Hand hygiene after touching patient contacts was reported practiced by 96.3% of the respondents and this is in line with the study result of Alice et al., where 3.9% of the respondents reported never hand hygiene practice after patient contact and this practice is in line with the recommendation from WHO and CDC [2,3,18]. Most (90.7%) of the respondents reported hand hygiene after contact with patient surrounding and this is low as compared to a study by Abdulraheem et al., [19]. Meanwhile, only 52.3% of the respondents reported hand hygiene before patient contact, this is not good compare to 96.3% hand hygiene after patient contact and opposite to Abdulraheem et al., which reported 97% of the respondents’ did wash their hands before or after taking care of patients [19]. Hand hygiene before a clean or aseptic procedure was poorly practiced by 50.5% of the respondents, this is low as compare to Alice et al., a study that reported 57.5% practice and this is against WHO recommendation on hand hygiene [3].

On overall hand hygiene practice according to WHO five moments of hand hygiene, about 64.5% of the respondents had good practice level. This is almost in line with Randle et al., observational study on hand hygiene adherence following the introduction of an education intervention [20]. Randle et al found that educational program on hand hygiene is a good predictor of hand hygiene practice among healthcare workers. There was an increased adherence to hand hygiene practice from the baseline of 53.0% post educational intervention to 67.7% for point 2 observation and 70.8% for point 3 observation [20]. However, this will be reported low as compared to 87.5% performance from Sharif et al., study [21].

Factors significantly associated with WHO's five hand hygiene practices were age group of respondents (p=0.006), and this is not the same in another study which reported no significant association between age group and compliance to hand hygiene, p-value >0.05 [22].

IPC materials or services availability level was significantly associated with WHO's five hand hygiene practices (p=0.007). This was in line with earlier studies by Engdaw et al., Randle et al., and Alhassan et al., where availability of training or education on hand hygiene had a positive influence on hand hygiene practice [20,23-26]. Respondents' years of occupational experience was identified as a major positive predictor of hand hygiene practice, meaning an increase in year occupational experience will increase hand hygiene practice and also respondents IPC knowledge was identified as a positive predictor of hand hygiene practice among respondents and this reported in a similar study [24].

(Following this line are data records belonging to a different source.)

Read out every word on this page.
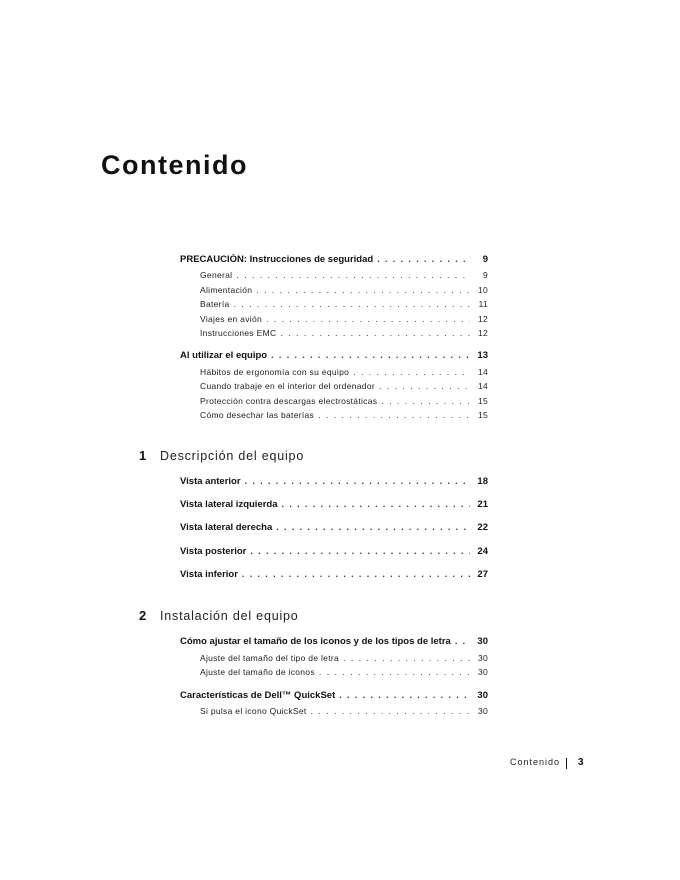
Contenido
PRECAUCIÓN: Instrucciones de seguridad . . .	9
General . . .	9
Alimentación . . .	10
Batería . . .	11
Viajes en avión . . .	12
Instrucciones EMC . . .	12
Al utilizar el equipo . . .	13
Hábitos de ergonomía con su equipo . . .	14
Cuando trabaje en el interior del ordenador . . .	14
Protección contra descargas electrostáticas . . .	15
Cómo desechar las baterías . . .	15
1	Descripción del equipo
Vista anterior . . .	18
Vista lateral izquierda . . .	21
Vista lateral derecha . . .	22
Vista posterior . . .	24
Vista inferior . . .	27
2	Instalación del equipo
Cómo ajustar el tamaño de los iconos y de los tipos de letra . . .	30
Ajuste del tamaño del tipo de letra . . .	30
Ajuste del tamaño de iconos . . .	30
Características de Dell™ QuickSet . . .	30
Si pulsa el icono QuickSet . . .	30
Contenido 3
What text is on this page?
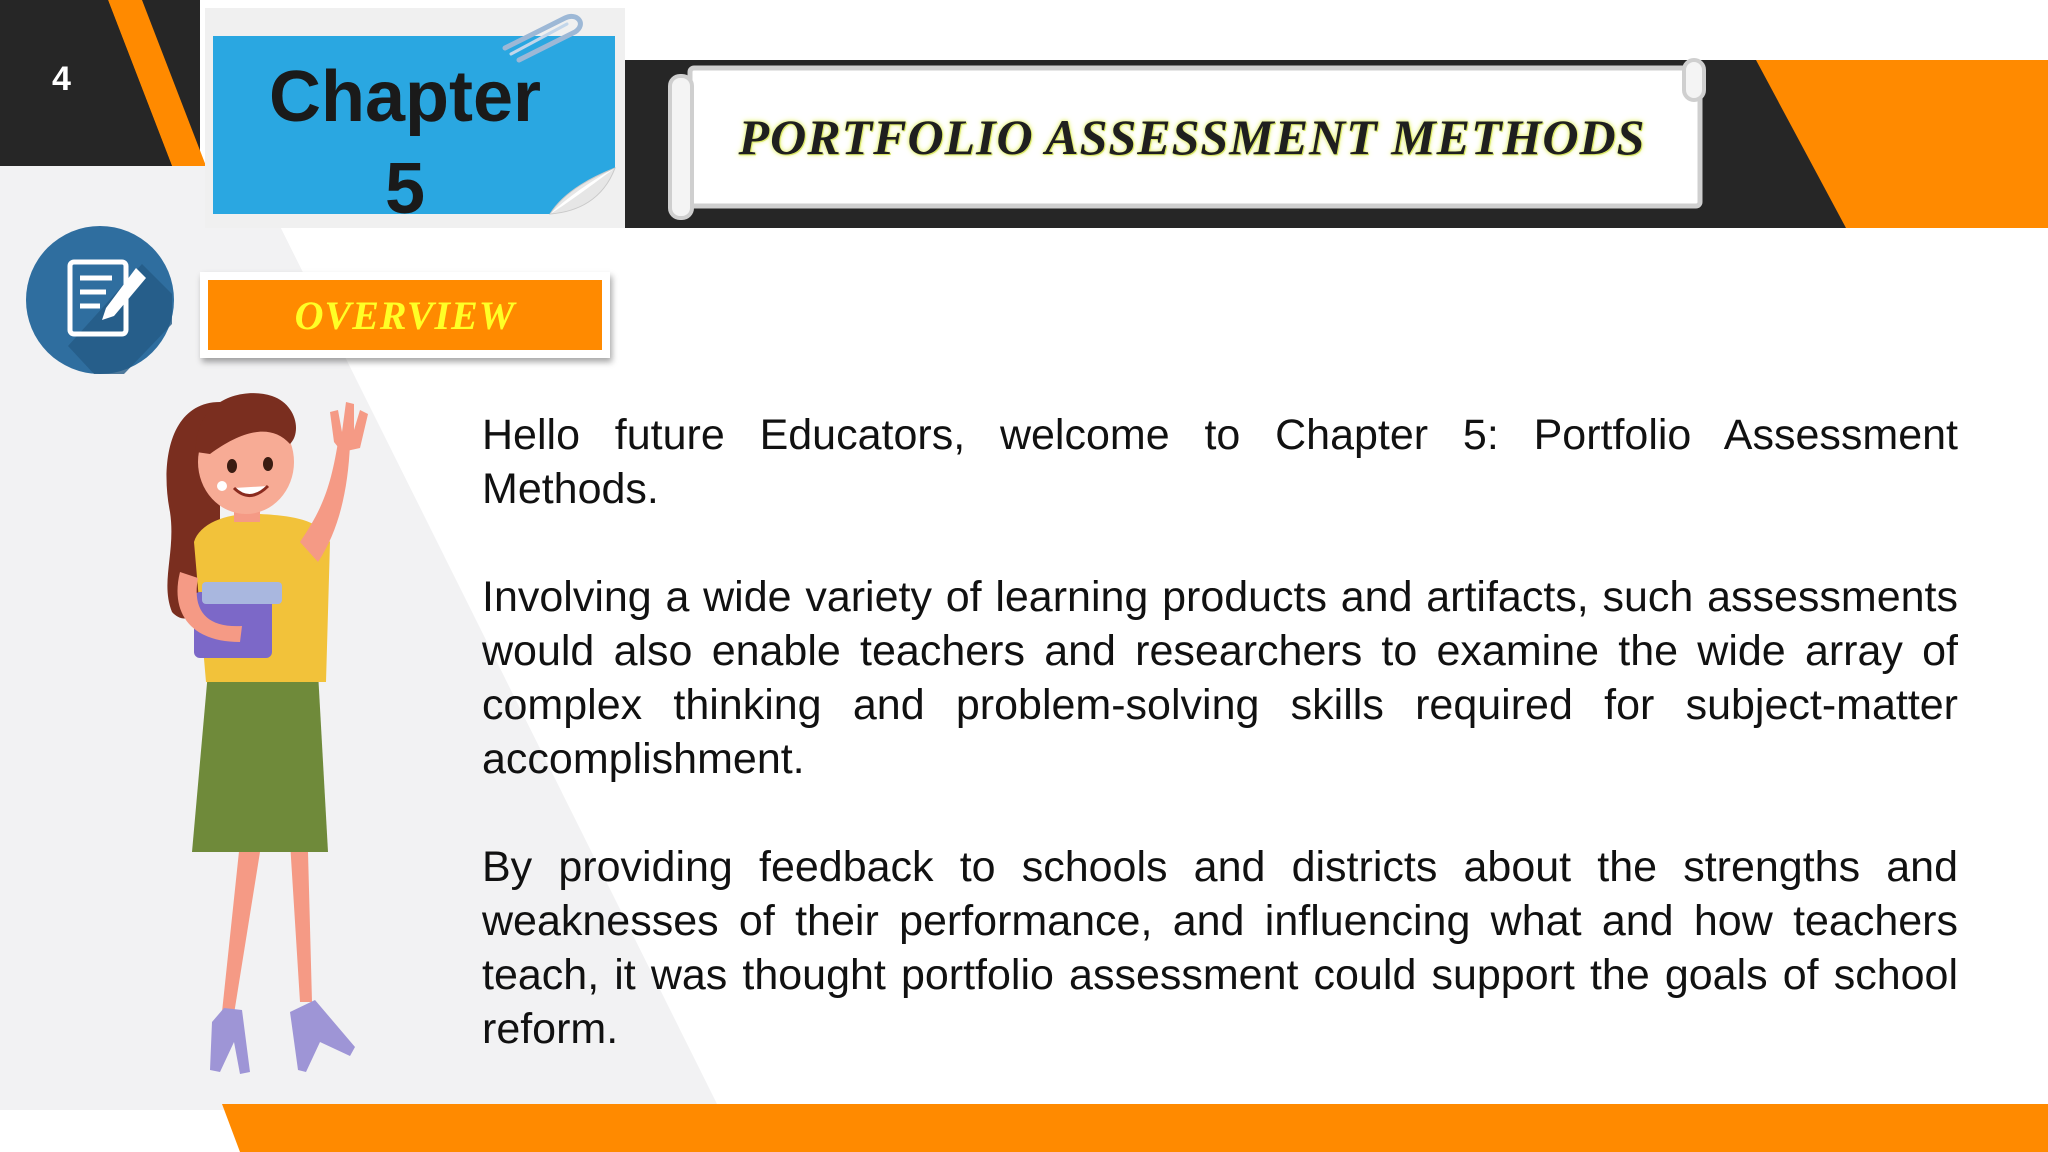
4	Chapter
5
PORTFOLIO ASSESSMENT METHODS
OVERVIEW

Hello future Educators, welcome to Chapter 5: Portfolio Assessment Methods.

Involving a wide variety of learning products and artifacts, such assessments would also enable teachers and researchers to examine the wide array of complex thinking and problem-solving skills required for subject-matter accomplishment.

By providing feedback to schools and districts about the strengths and weaknesses of their performance, and influencing what and how teachers teach, it was thought portfolio assessment could support the goals of school reform.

This study's limitation is the use of self-reports to collect data on the practice of hand hygiene among the respondents. Even though self-reporting is the easiest method to gather data, bias can be introduced as respondents may report better practice than their real practice.

Conclusion

More than half the nurses self-report good practice of hand hygiene, more than eighty percent selfreported good knowledge with regards to the prevention of nosocomial infection, and IPC materials or service was mostly not available. Factors associated with hand hygiene practice were the age of the respondents and the availability of IPC materials and services. IPC knowledge and years of occupational experience predicted hand hygiene practice.

Data Availability

All data relating to the findings of this study are available from the corresponding author upon request.

Conflicts of Interest

There is no conflict of interest with this submission.

Funding Statement

Funding for this study was completed by the author without any external funding.

Acknowledgment

The authors would like to thank the management and research department of TTH. Also, we would like to thank all the staff of the surgical department of TTH for their cooperation.